What is elastic search
Elasticsearch is a database, however it's not a relational database like you may be used to. It is a NoSQL database.
You insert JSON documents into an index. You query that index to find documents that match a particular criterion.
It is also sharded and node distributed, which gives it resilience and scalability, and also - if you set it up right - performance.
This means it's really good at 'search engine' style database queries, but because it's not relational, it cannot do the equivalent of a SQL JOIN operation very easily.
One example use case is logstash and kibana - known as the ELK stack - where system event logs (syslog, httpd logs, that kind of thing) are processed by logstash to parse metadata - like log source, referrer, URL, session ID, etc. - and then inserted into elasticsearch.
As each event is a self contained piece of information, this is what elasticsearch does particularly well.

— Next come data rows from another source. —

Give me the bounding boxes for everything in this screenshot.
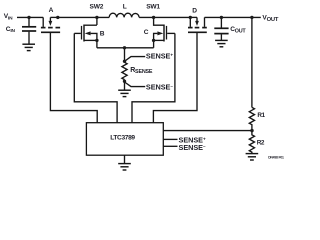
capacitor CIN [28,17,30,26]
ground RSENSE [118,89,131,91]
ground CIN [22,43,35,45]
wire gate B [74,33,117,122]
wire SENSE+ stub [163,138,177,140]
transistor A body diode arrow [49,21,53,26]
node SW2 junction [95,16,98,19]
wire gate D [153,33,197,123]
node D junction [189,16,192,19]
svg-text:C: C [144,29,149,36]
transistor D body diode arrow [195,21,199,26]
node SENSE- junction [123,80,126,83]
svg-text:D: D [192,7,197,14]
svg-text:SENSE+: SENSE+ [146,52,174,61]
node CIN junction [27,16,30,19]
node B source junction [95,39,98,42]
wire FB [163,130,252,132]
svg-text:SW1: SW1 [146,3,160,10]
transistor A [42,17,44,27]
node RSENSE top junction [123,46,126,49]
ground LTC3789 [124,155,126,163]
node VOUT junction [250,16,253,19]
wire SENSE+ leader [125,57,146,62]
wire D to VOUT [205,16,261,18]
op-amp U1 LTC3789 box [86,123,163,156]
resistor R2 [249,131,254,154]
svg-text:SENSE–: SENSE– [179,143,207,152]
ground R2 [246,153,259,155]
capacitor COUT [220,17,222,27]
svg-text:L: L [123,3,127,10]
svg-text:RSENSE: RSENSE [130,67,153,75]
svg-text:LTC3789: LTC3789 [110,135,135,142]
svg-text:R1: R1 [257,112,265,119]
ground COUT [215,39,228,41]
resistor R1 [249,107,254,130]
wire VOUT drop to R1 [251,17,253,107]
wire B source rail [97,47,154,49]
svg-text:SW2: SW2 [90,3,104,10]
svg-text:SENSE–: SENSE– [146,83,174,92]
resistor RSENSE [124,48,126,63]
wire gate A [50,33,97,123]
svg-text:A: A [49,7,54,14]
transistor D [189,17,191,27]
node A junction [56,16,59,19]
wire SW1 rail [139,16,190,18]
node FB junction [250,129,253,132]
transistor B [84,24,97,26]
inductor L [109,13,139,17]
wire SENSE- leader [125,82,146,87]
transistor B body diode arrow [85,31,91,35]
wire SENSE- stub [163,145,177,147]
wire SW2 drop [96,17,98,25]
transistor C body diode arrow [157,31,163,35]
svg-text:B: B [100,31,105,38]
node SENSE+ junction [123,60,126,63]
node COUT junction [220,16,223,19]
svg-text:R2: R2 [257,139,265,146]
wire VIN top rail [17,16,43,18]
svg-text:DN498 F01: DN498 F01 [268,155,284,159]
node SW1 junction [152,16,155,19]
transistor C [154,17,164,25]
node C source junction [152,39,155,42]
wire node A to SW2 [58,16,109,18]
wire gate C [132,33,175,122]
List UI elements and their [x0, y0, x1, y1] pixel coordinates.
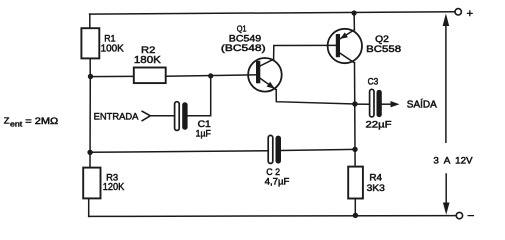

You can then use Kibana as a visualisation engine to display your logs, but also perform analysis - most hit pages, geographic distribution of requests, incoming referrers, time based distribution of requests, etc.
But it also collates these logs, so if you run a really large, geographically distributed website with multiple webserver nodes - or maybe you just have a lot of servers in your computer room and want to summarise the system logs - you can feed the whole lot into elastic search.
It's design is such that it's good at handling near-real-time data insertion and analysis. It also works quite well for 'forum style' data models, as essentially all you're doing is querying a list of posts with a particular forum name, and finding replies to a particular parent node - but they're standalone 'documents'.
So yes, you probably could use it to search an existing database, but you'll have to think about your data model - you can't just translate a conventional relational model, you would have to flatten it. Denormalisation is something of a sin in RDBMS terms, but it's actually quite good for search engines, because you can execute queries in parallel more efficiently.
There exist some way to combine both approaches. Have a look at this blog post:
http://graphaware.com/neo4j/2015/09/30/recommendations-with-neo4j-and-graph-aided-search.html
Databases cannot be optimized for all use cases, but luckily there are many databases available so we can choose the best one for each task.
Elasticsearch is optimized for:
- Filtering of documents (exact match)
- Search ranking of documents (relevance of search terms)
- Aggregation of results (sums, distinct counts, percentiles, ...)
Neo4j is optimized for:
- Graph traversal (naturally)
- High performance when operated on a "local" graph neighborhood (context)
Actually both databases use the same underlying library Lucene to "index" data to be searched later.